Allah Rasulü “Kim duyulsun diye iyilik yaparsa, Allah (onun bu niyetini herkese) duyurur. Kim gösteriş için iyilik yaparsa, Allah da (onun bu riyakârlığını herkese) gösterir.” (Müslim, Zühd, 48.) buyurur. İnsanın içini sinsice kemiren riya hastalığına karşı ikaz eder hepimizi. Başkalarının gözünü boyadığını zannederek kimse kendini kandırmasın ister.

Zira er ya da geç, bu dünyada ya da ahirette riyakârın gerçek niyeti, kalplerde olanı hakkıyla bilen Yüce Allah (Teğabün, 64/4.) tarafından ortaya çıkarılacaktır. Rızasının gözetilmediği, samimiyetten uzak ve ihlassızca yapılan hiçbir amel O’nun katında kıymet ifade etmeyecektir. Amellerin karşılığının verileceği hesap gününde Allah (c.c.) riyakârlara şöyle seslenecektir: “Dünyada kendilerine gösteriş yaptıklarınızın yanına gidin! Bakalım onlardan bir hayır görebilecek misiniz?” (İbn Hanbel, V, 429.)

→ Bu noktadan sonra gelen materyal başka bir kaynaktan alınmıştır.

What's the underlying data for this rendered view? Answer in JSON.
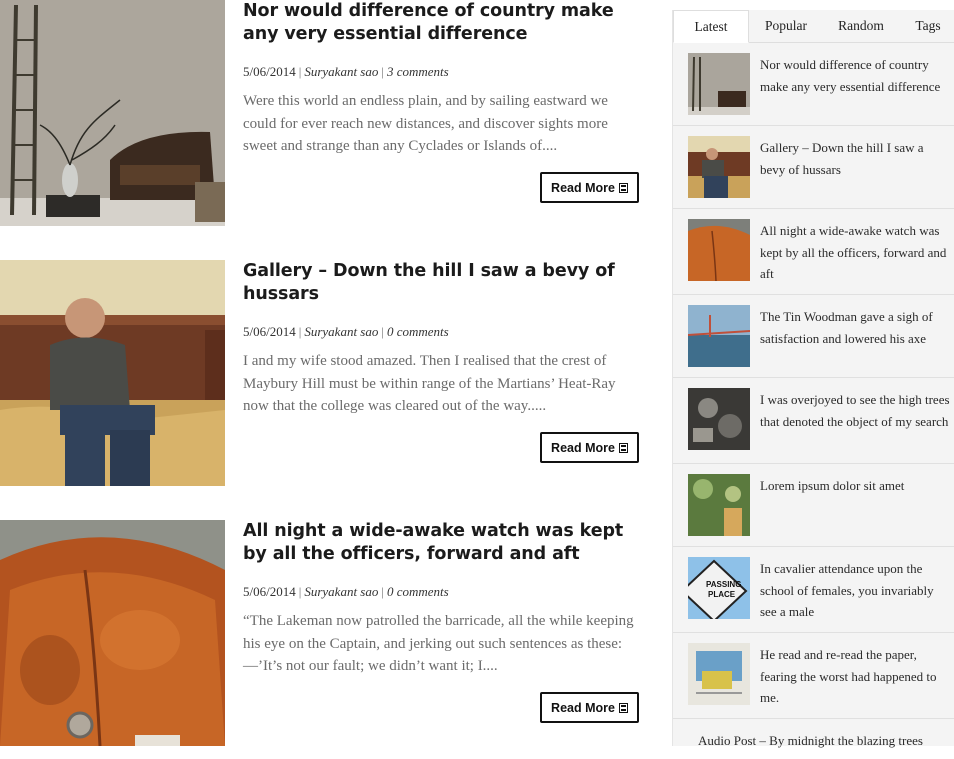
{
  "posts": [
    {
      "title": "Nor would difference of country make any very essential difference",
      "date": "5/06/2014",
      "author": "Suryakant sao",
      "comments": "3 comments",
      "excerpt": "Were this world an endless plain, and by sailing eastward we could for ever reach new distances, and discover sights more sweet and strange than any Cyclades or Islands of....",
      "read_more": "Read More",
      "image": "living-room-ladder-chair"
    },
    {
      "title": "Gallery – Down the hill I saw a bevy of hussars",
      "date": "5/06/2014",
      "author": "Suryakant sao",
      "comments": "0 comments",
      "excerpt": "I and my wife stood amazed. Then I realised that the crest of Maybury Hill must be within range of the Martians’ Heat-Ray now that the college was cleared out of the way.....",
      "read_more": "Read More",
      "image": "man-sitting-on-bed"
    },
    {
      "title": "All night a wide-awake watch was kept by all the officers, forward and aft",
      "date": "5/06/2014",
      "author": "Suryakant sao",
      "comments": "0 comments",
      "excerpt": "“The Lakeman now patrolled the barricade, all the while keeping his eye on the Captain, and jerking out such sentences as these: —’It’s not our fault; we didn’t want it; I....",
      "read_more": "Read More",
      "image": "rusty-orange-car"
    }
  ],
  "sidebar": {
    "tabs": [
      "Latest",
      "Popular",
      "Random",
      "Tags"
    ],
    "active_tab": "Latest",
    "items": [
      {
        "title": "Nor would difference of country make any very essential difference",
        "image": "living-room"
      },
      {
        "title": "Gallery – Down the hill I saw a bevy of hussars",
        "image": "man-on-bed"
      },
      {
        "title": "All night a wide-awake watch was kept by all the officers, forward and aft",
        "image": "rusty-car"
      },
      {
        "title": "The Tin Woodman gave a sigh of satisfaction and lowered his axe",
        "image": "bridge-sea"
      },
      {
        "title": "I was overjoyed to see the high trees that denoted the object of my search",
        "image": "machine-parts"
      },
      {
        "title": "Lorem ipsum dolor sit amet",
        "image": "bokeh-leaves"
      },
      {
        "title": "In cavalier attendance upon the school of females, you invariably see a male",
        "image": "passing-place-sign",
        "sign_text": "PASSING PLACE"
      },
      {
        "title": "He read and re-read the paper, fearing the worst had happened to me.",
        "image": "newspaper"
      },
      {
        "title": "Audio Post – By midnight the blazing trees",
        "image": ""
      }
    ]
  }
}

Kıyamet günü hesaba çekilecek üç kulun tasvirine dair başka bir hadiste Hz. Peygamber, amellerindeki gerçek niyetlerinin ortaya çıkmasıyla riyakârların nasıl hüsrana uğradıklarını daha da somut bir şekilde anlatır: Öncelikle Allah uğrunda şehit olduğunu düşünen bir adam huzura getirilir. Kendisine verilen nimetler sayılır, o da hepsini hatırlar. Allah Teala bu nimetlere karşılık ne yaptığını sorar ona. “Şehit düşünceye kadar senin uğrunda savaştım” der. Ancak onun asıl niyetini bilen Yüce Allah, “Yalan söylüyorsun, sen sana ‘cesur’ desinler diye savaştın. Nitekim bu da söylendi.” buyurur. Bunun üzerine adam yüzükoyun sürüklenerek cehenneme atılır. İkinci olarak ilim öğrenip öğretmiş ve güzel Kur’an okuyan bir adam huzura getirilir. Kendisine verilen nimetlere karşılık ne yaptığı sorulur. O da öğrendiği ilmi başkalarına öğrettiğini ve Allah için Kur’an okuduğunu söyler. Fakat Allah (c.c.) kendisine ‘âlim’ desinler, ‘güzel Kur’an okuyor’ desinler diye bunları yaptığını yüzüne vurur ve o da aynı şekilde cehenneme atılır. Son olarak kendisine Allah’ın her türlü maldan bolca verdiği zengin bir adam huzura getirilir. Bütün bu nimetlere karşılık ne yaptığı sorulunca o, “Malımı sırf senin uğrunda, senin istediğin yollarda harcadım.” der. Onun maksadını da çok iyi bilen Yüce Allah, yalan söylediğini, kendisine “cömert” desinler diye böyle yaptığını ve emeline ulaştığını buyurur. O da sürüklenerek cehenneme atılır. (Müslim, İmare, 152.)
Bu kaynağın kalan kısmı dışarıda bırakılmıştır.